Managing Large Dependency Graphs in Android

Dhruval Dhameliya·October 24, 2025·8 min read

Strategies for structuring, optimizing, and debugging dependency injection graphs in large Android apps using Dagger/Hilt, covering scoping, build performance, and runtime cost.

Context

A large Android app with 200+ Gradle modules and 50+ feature teams will have thousands of injectable classes. The DI graph becomes a critical piece of infrastructure that affects build times, app startup, runtime memory, and developer productivity. Mismanaged DI graphs cause slow builds, silent runtime failures, and startup regressions that are difficult to attribute to any single change.

Related: Designing a Feature Flag and Remote Config System.

Problem

Dagger (and Hilt) generates code at compile time to wire dependencies.

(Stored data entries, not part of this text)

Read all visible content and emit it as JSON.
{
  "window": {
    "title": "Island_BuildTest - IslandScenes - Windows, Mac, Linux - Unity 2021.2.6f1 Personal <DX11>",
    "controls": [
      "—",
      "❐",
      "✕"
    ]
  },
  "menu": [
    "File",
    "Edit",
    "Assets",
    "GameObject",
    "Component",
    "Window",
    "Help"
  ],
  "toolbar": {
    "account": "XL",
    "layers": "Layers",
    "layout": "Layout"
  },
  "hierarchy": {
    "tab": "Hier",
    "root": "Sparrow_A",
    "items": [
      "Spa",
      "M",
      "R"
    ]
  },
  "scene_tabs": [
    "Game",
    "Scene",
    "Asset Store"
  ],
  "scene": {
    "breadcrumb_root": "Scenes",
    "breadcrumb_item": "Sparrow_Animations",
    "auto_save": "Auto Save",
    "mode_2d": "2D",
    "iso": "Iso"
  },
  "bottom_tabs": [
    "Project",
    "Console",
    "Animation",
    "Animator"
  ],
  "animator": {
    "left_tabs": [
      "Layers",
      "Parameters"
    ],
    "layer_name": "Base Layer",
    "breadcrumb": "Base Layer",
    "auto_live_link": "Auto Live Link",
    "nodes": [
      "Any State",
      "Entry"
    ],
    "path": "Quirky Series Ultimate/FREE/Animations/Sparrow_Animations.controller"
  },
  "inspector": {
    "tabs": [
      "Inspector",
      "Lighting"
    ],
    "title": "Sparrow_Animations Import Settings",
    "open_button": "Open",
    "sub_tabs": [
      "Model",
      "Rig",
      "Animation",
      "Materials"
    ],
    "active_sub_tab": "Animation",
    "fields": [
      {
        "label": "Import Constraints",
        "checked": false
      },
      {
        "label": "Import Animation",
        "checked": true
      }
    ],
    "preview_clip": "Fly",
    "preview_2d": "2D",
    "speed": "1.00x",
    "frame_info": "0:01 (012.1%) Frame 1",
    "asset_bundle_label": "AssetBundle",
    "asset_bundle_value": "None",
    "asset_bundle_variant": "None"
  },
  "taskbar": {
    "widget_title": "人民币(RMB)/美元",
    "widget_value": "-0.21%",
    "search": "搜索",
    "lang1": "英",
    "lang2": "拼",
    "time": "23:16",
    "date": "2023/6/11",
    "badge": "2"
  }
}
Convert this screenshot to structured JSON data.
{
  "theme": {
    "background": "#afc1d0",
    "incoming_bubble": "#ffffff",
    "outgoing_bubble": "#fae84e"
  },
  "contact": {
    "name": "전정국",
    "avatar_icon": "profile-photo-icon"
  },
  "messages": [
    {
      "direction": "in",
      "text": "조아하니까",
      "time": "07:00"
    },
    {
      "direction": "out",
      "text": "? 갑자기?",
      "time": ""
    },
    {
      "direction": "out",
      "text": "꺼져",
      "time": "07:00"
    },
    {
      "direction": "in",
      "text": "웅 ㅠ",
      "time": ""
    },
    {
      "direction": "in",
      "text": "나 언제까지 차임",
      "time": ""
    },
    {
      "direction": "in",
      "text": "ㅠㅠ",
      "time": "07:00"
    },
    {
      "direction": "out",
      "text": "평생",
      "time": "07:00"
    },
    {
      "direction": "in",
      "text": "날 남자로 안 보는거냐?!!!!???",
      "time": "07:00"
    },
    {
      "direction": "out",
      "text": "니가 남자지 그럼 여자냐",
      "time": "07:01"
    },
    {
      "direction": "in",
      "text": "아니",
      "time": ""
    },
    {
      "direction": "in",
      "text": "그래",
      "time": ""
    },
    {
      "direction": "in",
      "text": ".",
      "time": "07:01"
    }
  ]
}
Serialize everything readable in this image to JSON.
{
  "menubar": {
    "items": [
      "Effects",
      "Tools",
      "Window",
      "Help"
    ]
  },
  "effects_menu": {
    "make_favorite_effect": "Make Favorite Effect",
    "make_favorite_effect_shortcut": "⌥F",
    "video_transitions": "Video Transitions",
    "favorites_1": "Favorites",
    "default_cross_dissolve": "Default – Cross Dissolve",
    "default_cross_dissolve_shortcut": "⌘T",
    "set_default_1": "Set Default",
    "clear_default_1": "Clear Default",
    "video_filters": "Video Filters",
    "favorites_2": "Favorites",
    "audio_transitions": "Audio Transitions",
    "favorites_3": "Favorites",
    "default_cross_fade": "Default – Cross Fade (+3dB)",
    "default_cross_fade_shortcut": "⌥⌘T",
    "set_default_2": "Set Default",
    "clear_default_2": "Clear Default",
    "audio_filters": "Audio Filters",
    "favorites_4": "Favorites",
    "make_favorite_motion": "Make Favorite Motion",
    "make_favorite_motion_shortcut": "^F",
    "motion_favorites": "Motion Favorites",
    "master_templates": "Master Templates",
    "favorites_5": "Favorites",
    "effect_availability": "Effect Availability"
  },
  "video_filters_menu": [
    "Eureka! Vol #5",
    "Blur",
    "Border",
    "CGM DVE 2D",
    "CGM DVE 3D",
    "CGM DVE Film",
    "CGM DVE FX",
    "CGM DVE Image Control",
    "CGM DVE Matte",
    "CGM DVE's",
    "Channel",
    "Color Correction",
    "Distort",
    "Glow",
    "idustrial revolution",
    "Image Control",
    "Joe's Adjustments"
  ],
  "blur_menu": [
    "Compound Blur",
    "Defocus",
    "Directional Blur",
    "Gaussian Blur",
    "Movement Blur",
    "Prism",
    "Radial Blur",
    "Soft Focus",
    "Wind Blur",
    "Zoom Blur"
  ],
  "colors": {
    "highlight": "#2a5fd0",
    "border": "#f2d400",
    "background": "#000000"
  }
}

This is powerful but introduces scaling challenges:

  • Adding a single @Inject class in a core module triggers recompilation of every module that depends on it
  • Scoping decisions (@Singleton vs. @ActivityScoped vs. unscoped) have non-obvious memory and startup implications
  • Circular dependencies surface as cryptic compile errors in generated code
  • Hilt's opinionated component hierarchy does not always match the app's actual scoping needs
  • Build cache invalidation from DI changes cascades across the entire project

Constraints

  • DI framework must support compile-time verification (no runtime reflection-based DI)
  • Must work with multi-module builds (200+ modules)
  • Must support incremental compilation without full graph regeneration
  • Startup cost of DI initialization must stay under 100ms on mid-range devices
  • Must allow independent team development without DI conflicts

Design

Component Architecture

The default Hilt component hierarchy is:

SingletonComponent
  └── ActivityRetainedComponent
        └── ActivityComponent
              ├── FragmentComponent
              └── ViewComponent
                    └── ViewWithFragmentComponent
  └── ServiceComponent

For large apps, this hierarchy is often insufficient. Teams need feature-scoped components that live between SingletonComponent and ActivityComponent.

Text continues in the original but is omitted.